そもそもレクリエーションとは、世間一般的には娯楽や趣味活動の総称として認識されていますが、私たち介護職の行うそれには、もともとの意味に加えて、その語源であるラテン語recreáre【再創造 病気からの回復 元気を取り戻す】といった理念や概念が内包されています。

というのは、介護認定を受けた方に対して(保険適用の)サービスが提供されるためには、まずケアマネージャーなどによってケアプランの作成が必要になりますが、そこには、ご本人様が今後どのような生活を送りたいかの目標(例えば「定期的に下肢を動かし、杖歩行状態を維持」「他社と交流し、気分転換」「外的刺激を受けて認知機能低下防止」など)や、それに向かってどのような支援が行われるか、などが記載されております。その目標に向かって支援するためのツールとして、私たちはレクリエーションに取り組んでいきます。

レクリエーションと一口に言ってもその内容は様々で、身体を動かすものから頭を使うもの、集団で行うものや個人で行うもの、能動的活動、受動的活動などなど枚挙にいとまがありません。それらの中から、いかに楽しく、効果的で、マンネリにならず、さらに子供だましにならず、様々な状態の方がいらっしゃる中で、出来るだけ多くの方が参加し、楽しめるような活動を考案するのが、介護職としての常の課題となります。

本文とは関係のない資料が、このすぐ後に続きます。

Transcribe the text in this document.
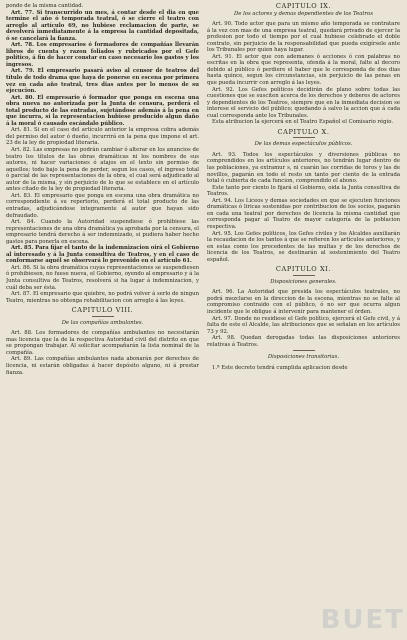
pondo de la misma cantidad.

Art. 77. Si transcurrido un mes, á contar desde el dia en que termine el año ó temporada teatral, ó se cierre el teatro con arreglo al artículo 69, no hubiese reclamacion de parte, se devolverá inmediatamente á la empresa la cantidad depositada, ó se cancelará la fianza.

Art. 78. Los empresarios ó formadores de compañías llevarán libros de cuenta y razon foliados y rubricados por el Gefe político, á fin de hacer constar en caso necesario los gastos y los ingresos.

Art. 79. El empresario pasará aviso al censor de teatros del título de todo drama que haya de ponerse en escena por primera vez en cada año teatral, tres dias antes por lo menos de su ejecucion.

Art. 80. El empresario ó formador que ponga en escena una obra nueva no autorizada por la Junta de censura, perderá el total producto de las entradas, sujetándose además á la pena en que incurra, si la representacion hubiese producido algun daño á la moral ó causado escándalo público.

Art. 81. Si en el caso del artículo anterior la empresa cobra además del permiso del autor ó dueño, incurrirá en la pena que impone el art. 23 de la ley de propiedad literaria.

Art. 82. Las empresas no podrán cambiar ó alterar en los anuncios de teatro los títulos de las obras dramáticas ni los nombres de sus autores, ni hacer variaciones ó atajos en el texto sin permiso de aquellos; todo bajo la pena de perder, segun los casos, el ingreso total ó parcial de las representaciones de la obra, el cual será adjudicado al autor de la misma, y sin perjuicio de lo que se establece en el artículo antes citado de la ley de propiedad literaria.

Art. 83. El empresario que ponga en escena una obra dramática no correspondiente á su repertorio, perderá el total producto de las entradas, adjudicándose integramente al autor que hayan sido defraudado.

Art. 84. Cuando la Autoridad suspendiese ó prohibiese las representaciones de una obra dramática ya aprobada por la censura, el empresario tendrá derecho á ser indemnizado, si pudiera haber hecho gastos para ponerla en escena.

Art. 85. Para fijar el tanto de la indemnizacion oirá el Gobierno al interesado y á la Junta consultiva de Teatros, y en el caso de conformarse aquél se observará lo prevenido en el artículo 61.

Art. 86. Si la obra dramática cuyas representaciones se suspendiesen ó prohibiesen, no fuese nueva, el Gobierno, oyendo al empresario y á la Junta consultiva de Teatros, resolverá si ha lugar á indemnizacion, y cuál deba ser ésta.

Art. 87. El empresario que quiebre, no podrá volver á serlo de ningun Teatro, mientras no obtenga rehabilitacion con arreglo á las leyes.

CAPITULO VIII.
De las compañías ambulantes.

Art. 88. Los formadores de compañías ambulantes no necesitarán mas licencia que la de la respectiva Autoridad civil del distrito en que se propongan trabajar. Al solicitar acompañarán la lista nominal de la compañía.

Art. 89. Las compañías ambulantes nada abonarán por derechos de licencia, ni estarán obligadas á hacer depósito alguno, ni á prestar fianza.

CAPITULO IX.
De los actores y demas dependientes de los Teatros

Art. 90. Todo actor que para un mismo año temporada se contratare á la vez con mas de una empresa teatral, quedará privado de ejercer la profesion por todo el tiempo por el cual hubiese celebrado el doble contrato, sin perjuicio de la responsabilidad que pueda exigírsele ante los Tribunales por quien haya lugar.

Art. 91. El actor que con ademanes ó acciones ó con palabras no escritas en la obra que representa, ofenda á la moral, falte al decoro debido al público ó perdiere el haber que le corresponda de dos dias hasta quince, segun los circunstancias, sin perjuicio de las penas en que pueda incurrir con arreglo á las leyes.

Art. 92. Los Gefes políticos decidirán de plano sobre todas las cuestiones que se susciten acerca de los derechos y deberes de actores y dependientes de los Teatros, siempre que en la inmediata decision se interese el servicio del público; quedando á salvo la accion que á cada cual corresponda ante los Tribunales.

Esta atribucion la ejercerá en el Teatro Español el Comisario régio.

CAPITULO X.
De las demas espectáculos públicos.

Art. 93. Todos los espectáculos y diversiones públicas no comprendidos en los artículos anteriores, no tendrán lugar dentro de las poblaciones, ya extramur s, ni cuarán las corridas de toros y las de novillos, pagarán en todo el resto un tanto por ciento de la entrada total ó cubierta de cada funcion, comprendido el abono.

Este tanto por ciento lo fijará el Gobierno, oida la Junta consultiva de Teatros.

Art. 94. Los Liceos y demas sociedades en que se ejecuten funciones dramáticas ó liricas sostenidas por contribucion de los socios, pagarán en cada una teatral por derechos de licencia la misma cantidad que corresponda pagar al Teatro de mayor categoría de la poblacion respectiva.

Art. 95. Los Gefes políticos, los Gefes civiles y los Alcaldes auxiliarán la recaudacion de los tantos á que se refieren los artículos anteriores, y en estas como los procedentes de las multas y de los derechos de licencia de los Teatros, se destinarán al sostenimiento del Teatro español.

CAPITULO XI.
Disposiciones generales.

Art. 96. La Autoridad que presida los espectáculos teatrales, no podrá mezclarse en la direccion de la escena, mientras no se falte al compromiso contraido con el público, ó no ser que ocurra algun incidente que le obligue á intervenir para mantener el órden.

Art. 97. Donde no residiese el Gefe político, ejercerá el Gefe civil, y á falta de este el Alcalde, las atribuciones que se señalan en los artículos 73 y 92.

Art. 98. Quedan derogadas todas las disposiciones anteriores relativas á Teatros.

Disposiciones transitorias.

1.ª Este decreto tendrá cumplida aplicacion desde

BUET
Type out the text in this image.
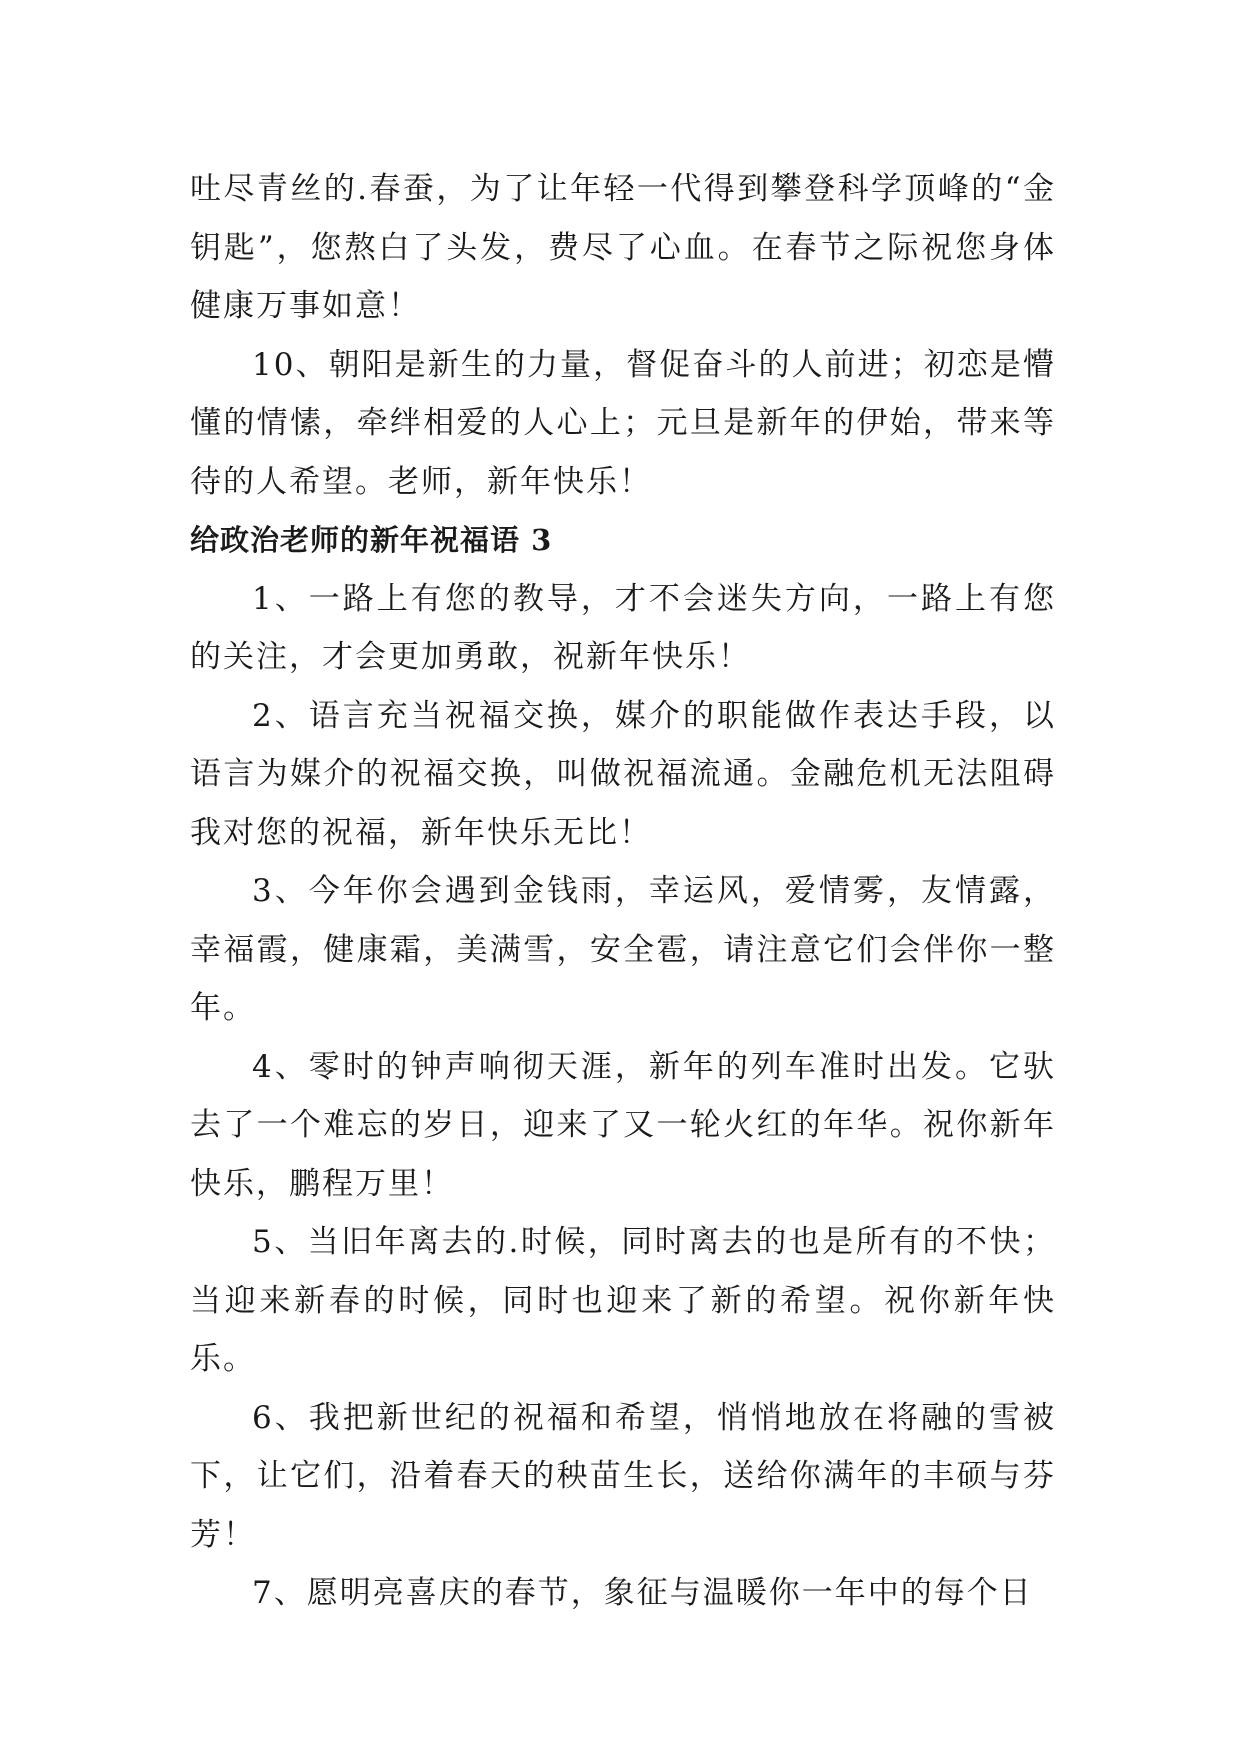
吐尽青丝的.春蚕，为了让年轻一代得到攀登科学顶峰的“金钥匙”，您熬白了头发，费尽了心血。在春节之际祝您身体健康万事如意！

10、朝阳是新生的力量，督促奋斗的人前进；初恋是懵懂的情愫，牵绊相爱的人心上；元旦是新年的伊始，带来等待的人希望。老师，新年快乐！

给政治老师的新年祝福语 3

1、一路上有您的教导，才不会迷失方向，一路上有您的关注，才会更加勇敢，祝新年快乐！

2、语言充当祝福交换，媒介的职能做作表达手段，以语言为媒介的祝福交换，叫做祝福流通。金融危机无法阻碍我对您的祝福，新年快乐无比！

3、今年你会遇到金钱雨，幸运风，爱情雾，友情露，幸福霞，健康霜，美满雪，安全雹，请注意它们会伴你一整年。

4、零时的钟声响彻天涯，新年的列车准时出发。它驮去了一个难忘的岁日，迎来了又一轮火红的年华。祝你新年快乐，鹏程万里！

5、当旧年离去的.时候，同时离去的也是所有的不快；当迎来新春的时候，同时也迎来了新的希望。祝你新年快乐。

6、我把新世纪的祝福和希望，悄悄地放在将融的雪被下，让它们，沿着春天的秧苗生长，送给你满年的丰硕与芬芳！

7、愿明亮喜庆的春节，象征与温暖你一年中的每个日
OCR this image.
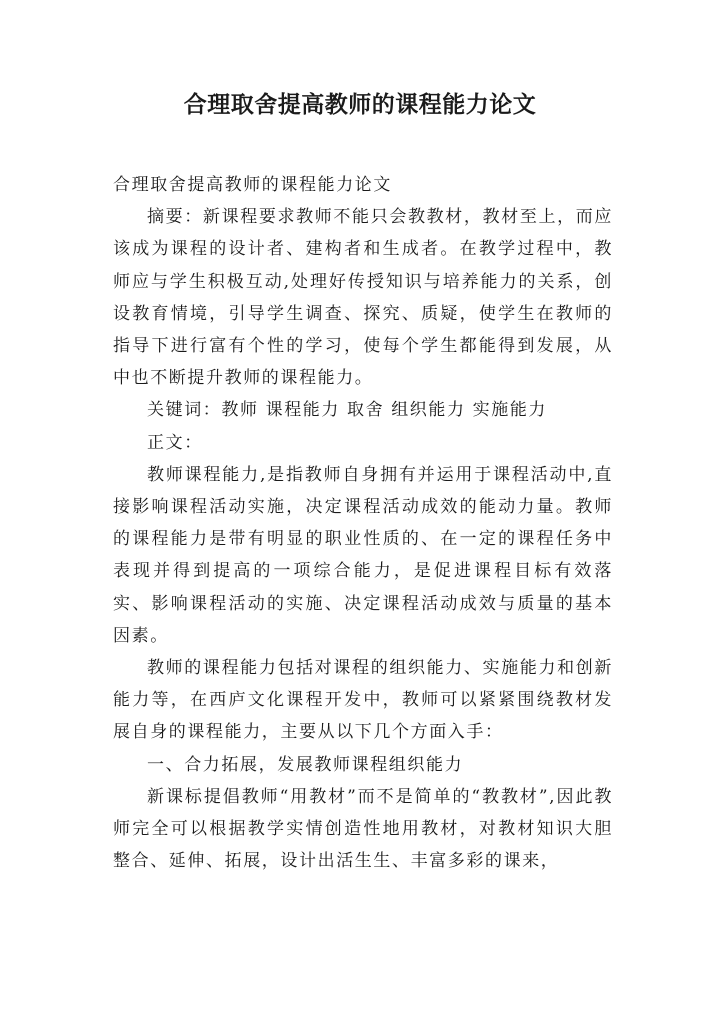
合理取舍提高教师的课程能力论文

合理取舍提高教师的课程能力论文

摘要：新课程要求教师不能只会教教材，教材至上，而应该成为课程的设计者、建构者和生成者。在教学过程中，教师应与学生积极互动,处理好传授知识与培养能力的关系，创设教育情境，引导学生调查、探究、质疑，使学生在教师的指导下进行富有个性的学习，使每个学生都能得到发展，从中也不断提升教师的课程能力。

关键词：教师 课程能力 取舍 组织能力 实施能力

正文：

教师课程能力,是指教师自身拥有并运用于课程活动中,直接影响课程活动实施，决定课程活动成效的能动力量。教师的课程能力是带有明显的职业性质的、在一定的课程任务中表现并得到提高的一项综合能力，是促进课程目标有效落实、影响课程活动的实施、决定课程活动成效与质量的基本因素。

教师的课程能力包括对课程的组织能力、实施能力和创新能力等，在西庐文化课程开发中，教师可以紧紧围绕教材发展自身的课程能力，主要从以下几个方面入手：

一、合力拓展，发展教师课程组织能力

新课标提倡教师“用教材”而不是简单的“教教材”,因此教师完全可以根据教学实情创造性地用教材，对教材知识大胆整合、延伸、拓展，设计出活生生、丰富多彩的课来，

その取っ掛かりとして、まずは季節感を大切に、と個人的に考えるようにしています。日本には実に豊かな四季があり、さらには、古来よりのアニミズムの精神が息づいているのでしょうか、様々な宗教や文化を取り入れながらそれを独自の解釈で年中行事に昇華していて(カレンダーを見ると和洋中がなんと折衷なこと!)それに即してレクリエーションやイベントを企画しようとすると、なかなかネタも付きません。

 例えば七月であれば、まず七夕が浮かぶでしょう。今月の絵は、以前施設系の部門に勤務していた時に、Tiさんと一緒に七夕のイベントで紙芝居を作成したのですが、その内の一枚です。

それらの準備にはそれ相応に時間がかかるものもあります。中には力を入れ過ぎて、気がつけば大分私的な時間を侵食していた、なんていうこともあります。ですが、その時間は私達にとってもレクリエーションとなっている、という側面はあるように思います。仕事を遊ぶとでも言いましょうか。

そして、さらにそもそもの話になってしまいますが、先述した様な理念を念頭に置いたら、あとは小難しいことを考えずにご利用者様と一緒に皆でわいわい楽しんでいる、というのが一番正直な感想かもしれません。